Martina Rossi. Il pm non crede al suicidio a Majorca. Processo ai due amici. Con le intercettazioni…

di Antonio Buttazzo
Pubblicato il 2 Giugno 2017 - 07:00| Aggiornato il 2 Ottobre 2018 OLTRE 6 MESI FA
Martina Rossi. Il pm non crede al suicidio a Majorca. Processo ai due amici. Con le intercettazioni...

Martina Rossi. Il pm non crede al suicidio a Majorca. Processo ai due amici. Con le intercettazioni…

ROMA – Martina Rossi. Il pm non crede al suicidio a Majorca. Processo ai due amici. Con le intercettazioni… Si possono usare le intercettazioni dei due giovani accusati di avere causato la morte Martina Rossi, la ragazza genovese che il 3 agosto del 2011 cadde dalla finestra al sesto piano di un albergo a Majorca. Secondo l’accusa cercava di sfuggire a un tentativo di violenza carnale. Secondo la difesa fu un suicidio. Due giovani, Alessandro Albertoni, 25 anni, studente universitario e Luca Vanneschi, 26 anni piccolo imprenditore, entrambi di Castiglion Fibocchi (Arezzo), sono sospettati di avere causato la morte di Martina cercando di violentarla.

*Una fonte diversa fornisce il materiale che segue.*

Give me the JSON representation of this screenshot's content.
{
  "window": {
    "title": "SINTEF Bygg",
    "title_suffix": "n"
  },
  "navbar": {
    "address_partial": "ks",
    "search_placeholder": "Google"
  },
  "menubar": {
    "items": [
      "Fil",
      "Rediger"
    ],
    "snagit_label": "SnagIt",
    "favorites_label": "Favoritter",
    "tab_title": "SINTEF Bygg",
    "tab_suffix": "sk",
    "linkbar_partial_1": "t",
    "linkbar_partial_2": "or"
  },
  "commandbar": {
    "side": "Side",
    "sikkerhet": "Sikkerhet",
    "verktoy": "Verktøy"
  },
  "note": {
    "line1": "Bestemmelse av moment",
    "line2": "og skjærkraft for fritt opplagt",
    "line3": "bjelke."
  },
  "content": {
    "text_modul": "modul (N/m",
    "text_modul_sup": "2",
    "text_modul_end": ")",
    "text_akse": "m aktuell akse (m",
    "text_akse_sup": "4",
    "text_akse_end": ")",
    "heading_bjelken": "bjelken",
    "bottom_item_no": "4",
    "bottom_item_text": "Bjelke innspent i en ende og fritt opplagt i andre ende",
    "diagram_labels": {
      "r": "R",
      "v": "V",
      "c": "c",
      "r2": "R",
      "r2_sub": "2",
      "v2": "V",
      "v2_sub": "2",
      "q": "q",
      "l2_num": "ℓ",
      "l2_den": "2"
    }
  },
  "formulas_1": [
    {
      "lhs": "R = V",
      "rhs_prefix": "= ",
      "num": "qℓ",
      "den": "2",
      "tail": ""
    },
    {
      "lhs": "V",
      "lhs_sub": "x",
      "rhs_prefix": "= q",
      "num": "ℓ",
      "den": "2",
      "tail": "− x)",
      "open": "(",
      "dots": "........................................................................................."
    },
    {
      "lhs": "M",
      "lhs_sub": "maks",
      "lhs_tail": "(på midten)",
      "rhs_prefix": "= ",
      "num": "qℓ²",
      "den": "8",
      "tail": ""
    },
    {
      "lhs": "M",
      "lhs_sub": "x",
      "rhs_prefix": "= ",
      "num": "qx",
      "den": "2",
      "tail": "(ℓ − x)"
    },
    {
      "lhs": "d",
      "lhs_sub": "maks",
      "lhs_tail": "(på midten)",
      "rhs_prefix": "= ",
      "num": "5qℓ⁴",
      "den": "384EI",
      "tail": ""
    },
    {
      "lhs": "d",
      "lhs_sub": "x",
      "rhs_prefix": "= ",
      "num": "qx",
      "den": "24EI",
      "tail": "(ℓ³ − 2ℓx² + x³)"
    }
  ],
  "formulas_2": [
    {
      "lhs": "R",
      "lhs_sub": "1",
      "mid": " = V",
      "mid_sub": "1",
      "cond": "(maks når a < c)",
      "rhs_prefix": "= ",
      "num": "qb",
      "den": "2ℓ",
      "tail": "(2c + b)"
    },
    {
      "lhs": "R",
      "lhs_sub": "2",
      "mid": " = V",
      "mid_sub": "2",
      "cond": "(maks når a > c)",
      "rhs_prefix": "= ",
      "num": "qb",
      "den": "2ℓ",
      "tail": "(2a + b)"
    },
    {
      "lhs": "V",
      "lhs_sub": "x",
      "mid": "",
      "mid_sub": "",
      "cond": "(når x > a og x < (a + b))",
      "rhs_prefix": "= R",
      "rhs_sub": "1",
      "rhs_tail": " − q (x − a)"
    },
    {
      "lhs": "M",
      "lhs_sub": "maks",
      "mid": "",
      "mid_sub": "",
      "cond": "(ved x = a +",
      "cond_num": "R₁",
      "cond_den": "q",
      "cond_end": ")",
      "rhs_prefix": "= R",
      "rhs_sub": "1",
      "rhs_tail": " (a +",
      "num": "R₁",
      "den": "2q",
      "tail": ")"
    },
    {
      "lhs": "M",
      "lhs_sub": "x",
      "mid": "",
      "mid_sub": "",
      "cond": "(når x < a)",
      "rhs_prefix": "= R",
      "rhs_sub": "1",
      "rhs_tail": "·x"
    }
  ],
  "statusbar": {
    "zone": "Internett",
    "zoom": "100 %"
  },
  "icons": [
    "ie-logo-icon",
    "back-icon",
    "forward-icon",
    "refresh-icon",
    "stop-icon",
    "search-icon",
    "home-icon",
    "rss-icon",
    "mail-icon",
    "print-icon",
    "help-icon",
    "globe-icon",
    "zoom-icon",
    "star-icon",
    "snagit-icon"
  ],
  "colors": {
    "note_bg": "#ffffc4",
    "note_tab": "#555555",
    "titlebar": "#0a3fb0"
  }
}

Il pm di Arezzo, Roberto Rossi, ha chiesto il rinvio a giudizio dei due giovani. Il pm Rossi sposa la tesi del collega genovese: Martina provò a fuggire a un tentativo di abuso scavalcando il balcone verso un’altra stanza e cadde nel vuoto: morte in conseguenza di altro reato, l’ipotesi accusatoria.

La tesi del suicidio è avallata, suggerisce invece la difesa, anche da un precedente, debitamente refertato nelle carte del processo, il tentativo fallito da parte della ragazza di porre fine alla sua vita dopo una crisi sentimentale, tentativo del Capodanno del 2009. E dalla dichiarazione di una cameriera spagnola, la cui testimonianza – dice di aver visto la ragazza buttarsi – sarà sottoposta a verifica l’8 giugno con la traduzione della rogatoria.

I due intercettati: si mettevano d’accordo su cosa dire ai magistrati? In tv, il programma di Rai Tre “Chi l’ha visto?” ha diffuso l’audio nel quale Alessandro e Luca parlottano prima di essere interrogati come testimoni, a Genova: i due, ignari della cimice che li ascolta, sembrano accordarsi su quello che diranno. In più ci sono le intercettazioni delle conversazioni telefoniche.

Le intercettazioni riguardano le frasi con le quali Alessandro rassicura Luca uscendo dall’interrogatorio in procura: «Sul corpo non sono riportati segni di violenza sessuale». In un momento, il 7 febbraio 2012, in cui lo stupro non era ancora all’ordine del giorno delle indagini condotte dal Pm genovese Biagio Mazzeo […] C’è infine quello che i due castiglionesi si dicono nella stanzetta della procura ripresi dalla telecamera. «Digli che eri a letto, hai sentito un tonfo e hai visto una figura cadere giù», suggerisce Alessandro a Luca. (Salvatore Mannino, La Nazione)

La decisione se debbano andare a giudizio spetta al Gip di Arezzo, davanti al quale è in corso l’udienza preliminare che si concluderà il 10 luglio col rinvio a giudizio o il proscioglimento dei due. Un passo avanti è stato fatto il 30 maggio 2017 con la decisione del Gip, Piergiorgio Ponticelli, di considerare utilizzabili le intercettazioni telefoniche e ambientali fatte dalla Procura della Repubblica di Genova (pm Biagio Mazzeo), quando ancora i due accusati non erano ancora formalmente indiziati.

Per uno dei difensori, Stefano Buricchi, non sono utilizzabili perché vennero disposte quando ancora mancavano i “gravi indizi” per disporle. Sulla possibilità di un eventuale processo grava anche una incognita giurisprudenziale.

Ne bis in idem? La giustizia spagnola ha già giudicato il merito. Secondo Tiberio Baroni, altro legale della difesa, il caso costituisce un “ne bis in idem” internazionale. Secondo l’avvocato, sul caso Martina c’è già un giudicato della magistratura spagnola che aveva archiviato tutto come suicidio e non si può imbastire un altro processo in Italia. Su questo il giudice Ponticelli si è riservato di decidere, in attesa della traduzione.

La vicenda giudiziaria legata alla morte di Martina Rossi è in corso da 7 anni. Inizialmente la polizia spagnola stabilì che si era trattato di un suicidio. La ferma insistenza dei genitori della ragazza ha determinato la svolta dell’inchiesta che è stata poi condotta dalla Procura della Repubblica di Arezzo in quanto in caso di delitti commessi all’estero è competente il Tribunale di residenza dell’accusato.